Malpractice reform advocates plan to make their case to Congress again next year despite long odds against getting comprehensive reform legislation enacted.
Provider groups seeking malpractice reform believe as many as five freshmen senators are supportive of limiting providers' risks in healthcare liability cases. If so, that would increase to 58 the likely number of Senate votes for such legislation.
Those 58 votes still would be two shy of the 60 necessary to get past legislative roadblocks allowed by the rules of the 100-member Senate. It also would be well short of the 67 necessary to override a veto from President Clinton, who has opposed legal reform legislation.
But even against those obstacles, advocates say they will persist in pushing legislation that would cap noneconomic awards known as "pain and suffering" judgments, limit how much providers pay for such awards to their share of the blame, and reduce malpractice awards when plaintiffs receive compensation for their injuries from healthcare or disability insurers or other sources.
Similar legislation, after easily passing the House, received 53 votes in the Senate last year, which allowed it to be blocked by a filibuster.

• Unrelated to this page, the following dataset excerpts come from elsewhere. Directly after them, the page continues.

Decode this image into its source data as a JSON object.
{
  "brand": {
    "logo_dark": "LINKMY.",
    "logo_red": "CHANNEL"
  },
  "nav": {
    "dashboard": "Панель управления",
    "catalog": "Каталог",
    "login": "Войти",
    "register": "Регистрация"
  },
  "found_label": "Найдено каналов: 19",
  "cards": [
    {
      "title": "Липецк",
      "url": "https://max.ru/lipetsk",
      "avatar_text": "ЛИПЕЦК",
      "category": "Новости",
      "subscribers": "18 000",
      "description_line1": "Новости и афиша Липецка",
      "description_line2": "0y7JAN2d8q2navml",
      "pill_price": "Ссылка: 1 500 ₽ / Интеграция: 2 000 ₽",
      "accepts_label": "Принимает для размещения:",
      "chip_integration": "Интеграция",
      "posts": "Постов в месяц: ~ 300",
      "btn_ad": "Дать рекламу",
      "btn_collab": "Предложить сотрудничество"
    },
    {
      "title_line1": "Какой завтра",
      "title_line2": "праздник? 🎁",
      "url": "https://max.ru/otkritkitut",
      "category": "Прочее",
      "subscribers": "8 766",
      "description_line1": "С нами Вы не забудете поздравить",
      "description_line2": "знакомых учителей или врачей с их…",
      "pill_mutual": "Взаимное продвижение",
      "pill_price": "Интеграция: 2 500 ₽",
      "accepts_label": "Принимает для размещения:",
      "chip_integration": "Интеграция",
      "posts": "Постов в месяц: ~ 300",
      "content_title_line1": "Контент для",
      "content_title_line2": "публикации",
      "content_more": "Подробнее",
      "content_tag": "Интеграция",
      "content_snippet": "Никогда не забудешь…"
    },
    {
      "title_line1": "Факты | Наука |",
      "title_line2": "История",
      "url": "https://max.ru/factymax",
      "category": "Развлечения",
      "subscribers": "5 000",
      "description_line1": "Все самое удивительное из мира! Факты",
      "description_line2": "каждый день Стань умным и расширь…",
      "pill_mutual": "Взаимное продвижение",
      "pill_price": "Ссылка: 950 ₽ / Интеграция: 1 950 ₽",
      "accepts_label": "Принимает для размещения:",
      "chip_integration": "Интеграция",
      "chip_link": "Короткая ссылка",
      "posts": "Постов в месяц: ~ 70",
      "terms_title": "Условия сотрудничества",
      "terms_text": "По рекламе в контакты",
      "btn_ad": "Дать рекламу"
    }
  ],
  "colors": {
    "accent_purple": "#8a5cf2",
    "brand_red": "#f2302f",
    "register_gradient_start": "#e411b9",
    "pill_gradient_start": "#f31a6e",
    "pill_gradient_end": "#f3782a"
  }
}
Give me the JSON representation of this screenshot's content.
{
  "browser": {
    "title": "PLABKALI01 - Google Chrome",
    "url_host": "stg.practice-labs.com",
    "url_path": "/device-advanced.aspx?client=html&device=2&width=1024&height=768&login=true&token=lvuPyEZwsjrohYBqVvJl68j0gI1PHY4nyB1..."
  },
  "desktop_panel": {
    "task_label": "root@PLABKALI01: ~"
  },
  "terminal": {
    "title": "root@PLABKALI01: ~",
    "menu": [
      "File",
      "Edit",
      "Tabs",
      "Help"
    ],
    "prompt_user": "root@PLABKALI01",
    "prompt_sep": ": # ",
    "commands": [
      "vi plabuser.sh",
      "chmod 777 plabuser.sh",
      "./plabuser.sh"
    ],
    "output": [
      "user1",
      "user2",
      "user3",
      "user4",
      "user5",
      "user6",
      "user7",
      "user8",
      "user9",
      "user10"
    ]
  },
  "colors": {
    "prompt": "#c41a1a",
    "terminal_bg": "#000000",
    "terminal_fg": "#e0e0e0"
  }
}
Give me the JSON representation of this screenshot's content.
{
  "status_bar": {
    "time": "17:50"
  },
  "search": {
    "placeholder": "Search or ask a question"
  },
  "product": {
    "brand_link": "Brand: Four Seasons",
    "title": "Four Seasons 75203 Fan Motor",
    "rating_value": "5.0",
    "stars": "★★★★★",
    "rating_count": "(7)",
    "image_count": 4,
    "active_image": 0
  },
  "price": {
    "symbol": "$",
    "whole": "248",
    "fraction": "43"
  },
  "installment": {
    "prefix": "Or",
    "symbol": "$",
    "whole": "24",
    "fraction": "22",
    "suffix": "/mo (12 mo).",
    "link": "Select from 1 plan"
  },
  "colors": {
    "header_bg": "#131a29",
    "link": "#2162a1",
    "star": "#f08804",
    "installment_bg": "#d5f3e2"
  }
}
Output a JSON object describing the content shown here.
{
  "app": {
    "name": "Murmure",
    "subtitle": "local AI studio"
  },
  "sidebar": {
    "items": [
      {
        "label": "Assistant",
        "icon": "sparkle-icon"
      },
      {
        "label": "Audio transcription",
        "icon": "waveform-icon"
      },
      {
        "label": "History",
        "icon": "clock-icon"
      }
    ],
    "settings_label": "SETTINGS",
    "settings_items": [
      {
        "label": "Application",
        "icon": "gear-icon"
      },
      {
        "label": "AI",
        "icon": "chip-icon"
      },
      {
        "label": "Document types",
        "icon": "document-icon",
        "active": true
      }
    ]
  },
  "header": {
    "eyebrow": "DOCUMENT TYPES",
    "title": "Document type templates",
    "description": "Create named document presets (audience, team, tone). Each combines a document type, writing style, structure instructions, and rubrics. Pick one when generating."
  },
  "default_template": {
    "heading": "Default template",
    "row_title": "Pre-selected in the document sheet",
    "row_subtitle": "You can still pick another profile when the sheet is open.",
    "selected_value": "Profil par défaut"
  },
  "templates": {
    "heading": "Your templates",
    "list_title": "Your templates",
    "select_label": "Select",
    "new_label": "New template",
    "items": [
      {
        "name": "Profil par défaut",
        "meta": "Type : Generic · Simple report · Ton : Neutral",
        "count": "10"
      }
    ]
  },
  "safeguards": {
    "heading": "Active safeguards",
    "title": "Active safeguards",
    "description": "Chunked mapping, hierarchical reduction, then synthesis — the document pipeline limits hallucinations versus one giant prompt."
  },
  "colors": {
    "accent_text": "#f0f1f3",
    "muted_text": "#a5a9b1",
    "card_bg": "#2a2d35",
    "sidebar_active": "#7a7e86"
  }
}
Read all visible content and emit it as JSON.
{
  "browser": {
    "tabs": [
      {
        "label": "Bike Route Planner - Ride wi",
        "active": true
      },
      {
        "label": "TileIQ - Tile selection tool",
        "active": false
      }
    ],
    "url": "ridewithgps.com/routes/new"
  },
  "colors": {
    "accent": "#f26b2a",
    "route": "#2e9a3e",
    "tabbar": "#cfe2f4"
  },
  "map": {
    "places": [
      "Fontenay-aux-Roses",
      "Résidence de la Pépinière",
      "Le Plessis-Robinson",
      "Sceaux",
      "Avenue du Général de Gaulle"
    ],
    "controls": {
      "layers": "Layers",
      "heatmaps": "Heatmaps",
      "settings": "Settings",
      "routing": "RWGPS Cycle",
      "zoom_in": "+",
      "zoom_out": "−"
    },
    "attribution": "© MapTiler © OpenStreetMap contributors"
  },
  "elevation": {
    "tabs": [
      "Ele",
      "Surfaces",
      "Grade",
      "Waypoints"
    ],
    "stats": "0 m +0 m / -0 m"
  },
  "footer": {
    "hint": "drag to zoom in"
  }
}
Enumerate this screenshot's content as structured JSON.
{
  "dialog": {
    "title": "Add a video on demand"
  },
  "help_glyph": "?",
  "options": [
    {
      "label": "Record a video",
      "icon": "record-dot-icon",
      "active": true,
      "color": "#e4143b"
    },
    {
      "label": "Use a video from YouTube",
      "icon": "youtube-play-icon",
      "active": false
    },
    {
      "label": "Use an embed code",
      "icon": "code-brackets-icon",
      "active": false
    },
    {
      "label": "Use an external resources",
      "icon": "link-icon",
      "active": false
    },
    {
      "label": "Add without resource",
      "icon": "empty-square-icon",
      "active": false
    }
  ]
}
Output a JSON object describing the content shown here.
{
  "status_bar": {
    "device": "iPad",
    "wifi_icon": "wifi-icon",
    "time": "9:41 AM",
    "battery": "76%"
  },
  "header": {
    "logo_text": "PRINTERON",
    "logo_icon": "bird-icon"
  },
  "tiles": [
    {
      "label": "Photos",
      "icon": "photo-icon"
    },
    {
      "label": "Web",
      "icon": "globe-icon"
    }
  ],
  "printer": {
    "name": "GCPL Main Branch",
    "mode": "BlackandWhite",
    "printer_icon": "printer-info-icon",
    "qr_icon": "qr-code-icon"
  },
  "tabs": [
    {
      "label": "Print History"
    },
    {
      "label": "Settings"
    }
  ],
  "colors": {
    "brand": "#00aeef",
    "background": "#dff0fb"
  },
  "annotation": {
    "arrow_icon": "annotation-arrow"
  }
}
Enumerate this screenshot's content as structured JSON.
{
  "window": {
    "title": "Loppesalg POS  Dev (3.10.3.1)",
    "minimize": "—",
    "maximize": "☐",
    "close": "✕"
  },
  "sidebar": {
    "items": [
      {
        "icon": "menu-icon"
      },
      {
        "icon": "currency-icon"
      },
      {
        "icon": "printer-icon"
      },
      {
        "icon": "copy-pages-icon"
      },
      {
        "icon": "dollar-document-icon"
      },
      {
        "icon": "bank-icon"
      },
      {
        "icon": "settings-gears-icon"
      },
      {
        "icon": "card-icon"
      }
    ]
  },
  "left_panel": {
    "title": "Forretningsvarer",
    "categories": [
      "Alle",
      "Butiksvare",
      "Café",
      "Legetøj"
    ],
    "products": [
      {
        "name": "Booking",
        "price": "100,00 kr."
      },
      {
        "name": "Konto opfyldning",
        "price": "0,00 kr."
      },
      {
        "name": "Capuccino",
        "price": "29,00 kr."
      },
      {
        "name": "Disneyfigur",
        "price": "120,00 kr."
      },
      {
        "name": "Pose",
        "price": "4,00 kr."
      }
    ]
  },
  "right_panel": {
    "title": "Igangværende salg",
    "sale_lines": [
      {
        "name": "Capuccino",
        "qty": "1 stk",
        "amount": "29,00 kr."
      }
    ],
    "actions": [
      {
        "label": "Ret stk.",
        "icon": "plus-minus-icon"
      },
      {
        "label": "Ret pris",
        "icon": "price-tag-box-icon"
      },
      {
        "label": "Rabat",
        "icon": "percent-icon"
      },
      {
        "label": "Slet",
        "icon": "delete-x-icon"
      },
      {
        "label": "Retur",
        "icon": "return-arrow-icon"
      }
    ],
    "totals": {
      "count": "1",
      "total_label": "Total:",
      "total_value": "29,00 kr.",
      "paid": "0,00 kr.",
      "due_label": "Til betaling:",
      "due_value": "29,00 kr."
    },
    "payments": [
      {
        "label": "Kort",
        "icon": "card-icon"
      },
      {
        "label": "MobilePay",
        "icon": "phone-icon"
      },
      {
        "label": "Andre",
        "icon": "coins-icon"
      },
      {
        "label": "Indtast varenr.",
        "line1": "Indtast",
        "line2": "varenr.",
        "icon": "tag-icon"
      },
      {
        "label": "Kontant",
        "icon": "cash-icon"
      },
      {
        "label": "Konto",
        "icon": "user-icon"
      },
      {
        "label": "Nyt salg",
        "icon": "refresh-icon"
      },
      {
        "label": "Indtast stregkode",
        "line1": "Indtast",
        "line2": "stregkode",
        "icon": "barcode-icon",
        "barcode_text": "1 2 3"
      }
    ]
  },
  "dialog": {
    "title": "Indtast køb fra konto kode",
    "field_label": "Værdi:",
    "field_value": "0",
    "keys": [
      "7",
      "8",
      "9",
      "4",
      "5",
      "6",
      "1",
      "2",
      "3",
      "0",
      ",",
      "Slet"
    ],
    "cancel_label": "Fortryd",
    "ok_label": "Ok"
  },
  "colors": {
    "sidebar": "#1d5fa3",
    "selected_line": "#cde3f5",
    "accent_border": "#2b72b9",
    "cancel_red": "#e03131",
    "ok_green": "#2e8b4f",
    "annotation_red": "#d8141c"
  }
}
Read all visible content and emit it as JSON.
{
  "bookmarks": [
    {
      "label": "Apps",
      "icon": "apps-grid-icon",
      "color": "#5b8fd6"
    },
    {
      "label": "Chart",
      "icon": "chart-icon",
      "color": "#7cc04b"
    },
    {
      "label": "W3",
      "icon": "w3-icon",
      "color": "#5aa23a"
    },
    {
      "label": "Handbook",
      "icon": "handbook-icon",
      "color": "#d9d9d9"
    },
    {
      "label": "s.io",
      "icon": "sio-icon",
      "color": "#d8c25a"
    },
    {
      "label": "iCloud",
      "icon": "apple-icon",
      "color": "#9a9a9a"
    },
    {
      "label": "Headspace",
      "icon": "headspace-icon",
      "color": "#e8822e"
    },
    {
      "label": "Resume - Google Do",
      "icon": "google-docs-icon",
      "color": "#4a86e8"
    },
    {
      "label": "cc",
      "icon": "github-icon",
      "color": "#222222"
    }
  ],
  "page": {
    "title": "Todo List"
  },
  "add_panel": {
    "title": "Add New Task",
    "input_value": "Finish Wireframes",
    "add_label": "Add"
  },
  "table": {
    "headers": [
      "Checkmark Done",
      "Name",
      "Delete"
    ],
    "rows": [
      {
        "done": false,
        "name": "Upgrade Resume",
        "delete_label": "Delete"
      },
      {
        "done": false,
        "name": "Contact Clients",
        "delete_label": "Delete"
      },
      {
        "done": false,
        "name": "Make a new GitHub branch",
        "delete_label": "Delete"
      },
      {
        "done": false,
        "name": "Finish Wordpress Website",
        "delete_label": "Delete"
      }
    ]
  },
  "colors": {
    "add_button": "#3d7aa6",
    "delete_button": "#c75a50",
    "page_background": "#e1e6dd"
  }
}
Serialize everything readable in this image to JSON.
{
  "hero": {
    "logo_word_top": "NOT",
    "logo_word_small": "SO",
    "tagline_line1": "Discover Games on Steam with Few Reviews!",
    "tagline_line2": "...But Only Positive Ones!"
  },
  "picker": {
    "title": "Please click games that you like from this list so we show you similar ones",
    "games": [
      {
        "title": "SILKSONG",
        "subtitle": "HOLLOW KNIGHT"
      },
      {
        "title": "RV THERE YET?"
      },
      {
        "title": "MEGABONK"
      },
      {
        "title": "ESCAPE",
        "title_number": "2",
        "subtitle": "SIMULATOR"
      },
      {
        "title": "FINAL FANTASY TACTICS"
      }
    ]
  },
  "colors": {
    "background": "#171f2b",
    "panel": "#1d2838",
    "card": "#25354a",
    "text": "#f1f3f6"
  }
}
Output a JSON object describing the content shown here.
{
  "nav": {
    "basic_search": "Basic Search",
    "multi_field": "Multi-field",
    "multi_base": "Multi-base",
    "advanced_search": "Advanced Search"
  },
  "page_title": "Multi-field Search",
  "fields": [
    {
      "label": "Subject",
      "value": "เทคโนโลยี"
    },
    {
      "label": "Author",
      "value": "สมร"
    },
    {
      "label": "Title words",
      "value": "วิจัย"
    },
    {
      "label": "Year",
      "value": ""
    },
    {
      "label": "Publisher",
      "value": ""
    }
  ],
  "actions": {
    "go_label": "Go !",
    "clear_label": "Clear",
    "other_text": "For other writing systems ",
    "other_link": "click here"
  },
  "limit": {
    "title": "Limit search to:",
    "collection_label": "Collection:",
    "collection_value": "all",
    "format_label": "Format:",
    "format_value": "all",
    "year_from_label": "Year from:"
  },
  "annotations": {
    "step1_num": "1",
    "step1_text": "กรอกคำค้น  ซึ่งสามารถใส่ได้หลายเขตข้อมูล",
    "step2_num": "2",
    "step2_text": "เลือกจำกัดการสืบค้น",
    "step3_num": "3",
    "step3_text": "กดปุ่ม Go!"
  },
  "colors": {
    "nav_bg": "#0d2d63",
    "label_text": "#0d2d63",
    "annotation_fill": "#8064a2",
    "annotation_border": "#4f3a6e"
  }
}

"It's not going to be different. We'll do it again," Rep. William Thomas (R-Calif.), chairman of the House Ways and Means health subcommittee, said of malpractice reform legislation.
Opponents of malpractice reform said caps on damages, which many providers have been seeking, hurt the most seriously injured plaintiffs who already are underpaid by the existing malpractice system.
Furthermore, they said if malpractice reform makes it more difficult for injured patients to sue and win cases against providers, the cost of treating their injuries is shifted unfairly to health insurers or other third-party payers, such as government programs.
But providers said reform legislation can save the government money because it will reduce malpractice insurance premiums, for which hospitals and physicians now receive reimbursement under the Medicare program.
That savings was confirmed by the Congressional Budget Office, which estimated seven-year savings of $200 million from malpractice reform measures included in Medicare reform legislation last year.
Those measures included limiting noneconomic damages to $250,000 and limiting providers' liability for such damages to their share of the blame.
That CBO estimate may give reform supporters the opening they need to pass a malpractice measure. As a money-saver, such a measure could be inserted into a balanced-budget bill, which cannot be blocked by a filibuster under Senate rules.